L’article unique de cette proposition de loi constitutionnelle intègre à l’article 25 de la Constitution la possibilité pour les parlementaires de se faire remplacer par la personne élue en même temps qu’eux à cet effet pour cause d’indisponibilité provisoire.
Cette proposition de loi constitutionnelle sera associée à une proposition de loi organique modifiant les articles du code électoral et visant à préciser les types d’indisponibilité, tels que le congé maternité et le congé de longue maladie, ouvrant droit à la possibilité de remplacement des parlementaires, ainsi que le délai au‑delà duquel le remplacement prendra effet, sous réserve de l’accord du parlementaire et de la disponibilité du suppléant. Cette loi organique permettra également de préciser la non‑automaticité du remplacement et ainsi de répondre aux inquiétudes relatives aux situations particulières, notamment celles concernant les incompatibilités.
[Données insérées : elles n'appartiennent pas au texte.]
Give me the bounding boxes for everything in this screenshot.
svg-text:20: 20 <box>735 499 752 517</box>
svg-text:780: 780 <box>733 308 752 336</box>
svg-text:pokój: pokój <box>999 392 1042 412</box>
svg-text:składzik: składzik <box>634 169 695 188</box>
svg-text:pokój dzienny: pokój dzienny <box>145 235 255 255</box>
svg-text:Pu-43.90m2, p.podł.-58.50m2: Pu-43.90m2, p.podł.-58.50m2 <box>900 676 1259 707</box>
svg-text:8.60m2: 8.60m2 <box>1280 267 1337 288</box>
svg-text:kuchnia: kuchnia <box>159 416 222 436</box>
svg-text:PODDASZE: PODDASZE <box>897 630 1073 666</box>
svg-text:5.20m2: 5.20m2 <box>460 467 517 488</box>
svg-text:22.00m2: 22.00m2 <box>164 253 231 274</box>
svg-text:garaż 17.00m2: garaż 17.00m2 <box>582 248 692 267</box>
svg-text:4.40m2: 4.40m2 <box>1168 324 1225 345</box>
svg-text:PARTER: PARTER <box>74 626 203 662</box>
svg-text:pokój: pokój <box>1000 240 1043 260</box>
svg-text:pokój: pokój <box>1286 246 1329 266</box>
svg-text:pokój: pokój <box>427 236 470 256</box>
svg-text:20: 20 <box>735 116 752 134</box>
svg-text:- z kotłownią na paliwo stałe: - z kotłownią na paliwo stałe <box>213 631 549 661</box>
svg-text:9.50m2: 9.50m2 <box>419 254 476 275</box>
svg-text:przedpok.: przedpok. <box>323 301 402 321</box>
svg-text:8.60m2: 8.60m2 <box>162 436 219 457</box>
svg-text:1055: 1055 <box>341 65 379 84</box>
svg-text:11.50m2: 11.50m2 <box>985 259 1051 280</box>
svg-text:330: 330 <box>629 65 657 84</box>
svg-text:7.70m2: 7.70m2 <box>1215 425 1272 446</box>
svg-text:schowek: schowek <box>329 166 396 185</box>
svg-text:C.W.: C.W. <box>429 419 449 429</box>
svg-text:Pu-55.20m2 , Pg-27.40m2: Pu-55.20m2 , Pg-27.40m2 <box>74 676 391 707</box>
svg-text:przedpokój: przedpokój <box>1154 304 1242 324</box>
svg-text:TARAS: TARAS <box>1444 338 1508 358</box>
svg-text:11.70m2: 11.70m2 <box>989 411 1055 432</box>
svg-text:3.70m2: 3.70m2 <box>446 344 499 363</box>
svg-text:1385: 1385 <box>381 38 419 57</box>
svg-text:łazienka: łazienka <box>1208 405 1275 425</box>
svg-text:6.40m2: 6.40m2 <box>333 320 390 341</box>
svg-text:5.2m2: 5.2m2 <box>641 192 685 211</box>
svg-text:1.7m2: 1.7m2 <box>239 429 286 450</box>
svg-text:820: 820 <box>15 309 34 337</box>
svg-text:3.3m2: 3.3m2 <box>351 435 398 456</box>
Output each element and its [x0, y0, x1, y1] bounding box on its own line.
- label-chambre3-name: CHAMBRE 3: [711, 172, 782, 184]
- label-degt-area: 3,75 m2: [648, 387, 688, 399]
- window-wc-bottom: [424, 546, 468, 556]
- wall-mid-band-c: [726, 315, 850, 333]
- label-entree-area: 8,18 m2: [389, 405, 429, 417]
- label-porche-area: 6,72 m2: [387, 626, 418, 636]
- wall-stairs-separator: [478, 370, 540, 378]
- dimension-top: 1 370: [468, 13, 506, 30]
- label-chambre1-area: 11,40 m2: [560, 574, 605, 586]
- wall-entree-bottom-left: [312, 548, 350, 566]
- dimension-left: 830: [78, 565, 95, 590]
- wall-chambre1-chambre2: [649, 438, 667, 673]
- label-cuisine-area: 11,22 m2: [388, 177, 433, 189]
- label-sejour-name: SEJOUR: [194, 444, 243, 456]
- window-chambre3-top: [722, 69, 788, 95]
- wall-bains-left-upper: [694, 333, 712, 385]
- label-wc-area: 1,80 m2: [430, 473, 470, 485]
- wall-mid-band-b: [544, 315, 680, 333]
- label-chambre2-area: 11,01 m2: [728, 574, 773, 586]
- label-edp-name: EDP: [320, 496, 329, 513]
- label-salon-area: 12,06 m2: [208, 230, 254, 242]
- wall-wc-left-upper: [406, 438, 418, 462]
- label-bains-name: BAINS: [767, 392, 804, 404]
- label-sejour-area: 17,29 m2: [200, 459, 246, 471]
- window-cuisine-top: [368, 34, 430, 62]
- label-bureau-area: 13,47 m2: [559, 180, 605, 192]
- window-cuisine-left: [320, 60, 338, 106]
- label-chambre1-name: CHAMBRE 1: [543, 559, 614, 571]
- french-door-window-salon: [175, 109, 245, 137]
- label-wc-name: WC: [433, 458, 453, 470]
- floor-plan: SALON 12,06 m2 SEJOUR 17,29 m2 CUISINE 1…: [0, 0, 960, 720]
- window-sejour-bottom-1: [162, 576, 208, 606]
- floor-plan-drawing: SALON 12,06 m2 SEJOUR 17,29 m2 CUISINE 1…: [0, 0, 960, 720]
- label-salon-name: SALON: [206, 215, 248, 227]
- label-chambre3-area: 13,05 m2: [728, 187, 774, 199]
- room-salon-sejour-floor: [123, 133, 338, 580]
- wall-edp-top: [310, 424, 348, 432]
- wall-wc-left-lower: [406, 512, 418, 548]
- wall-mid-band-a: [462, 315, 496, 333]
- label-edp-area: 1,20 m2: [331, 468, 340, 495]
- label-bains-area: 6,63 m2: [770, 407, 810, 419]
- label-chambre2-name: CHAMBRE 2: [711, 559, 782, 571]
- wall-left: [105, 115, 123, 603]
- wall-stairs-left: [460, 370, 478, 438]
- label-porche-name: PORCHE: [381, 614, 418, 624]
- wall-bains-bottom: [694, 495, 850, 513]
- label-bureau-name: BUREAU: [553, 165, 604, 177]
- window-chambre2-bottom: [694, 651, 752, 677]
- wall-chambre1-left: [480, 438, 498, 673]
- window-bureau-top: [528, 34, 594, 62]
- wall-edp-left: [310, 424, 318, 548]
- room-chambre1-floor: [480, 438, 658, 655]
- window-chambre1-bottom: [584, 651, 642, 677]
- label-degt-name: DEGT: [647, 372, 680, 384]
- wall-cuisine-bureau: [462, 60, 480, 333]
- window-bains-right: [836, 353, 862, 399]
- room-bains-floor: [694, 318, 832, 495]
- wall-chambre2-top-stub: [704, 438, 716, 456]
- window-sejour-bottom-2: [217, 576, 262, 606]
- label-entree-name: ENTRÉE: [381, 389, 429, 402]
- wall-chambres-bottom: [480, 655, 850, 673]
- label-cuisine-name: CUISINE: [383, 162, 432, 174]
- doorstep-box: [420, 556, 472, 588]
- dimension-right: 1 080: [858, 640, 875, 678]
Enfin, une proposition de résolution visant à modifier le règlement de l’Assemblée nationale viendra compléter cet arsenal législatif.
Il est plus que temps de faire évoluer nos institutions à ce sujet. Il en va de la juste représentation des citoyens, il en va de l’évolution de la société, il en va de l’évolution du droit des femmes et des personnes malades.
proposition de loi constitutionnelle
Article unique
À la fin du deuxième alinéa de l’article 25 de la Constitution, les mots : « ou leur remplacement temporaire en cas d’acceptation par eux de fonctions gouvernementales » sont remplacés par les mots : « , leur remplacement temporaire en cas d’acceptation par eux de fonctions gouvernementales ou la possibilité de leur remplacement temporaire dans le cas d’indisponibilité provisoire ».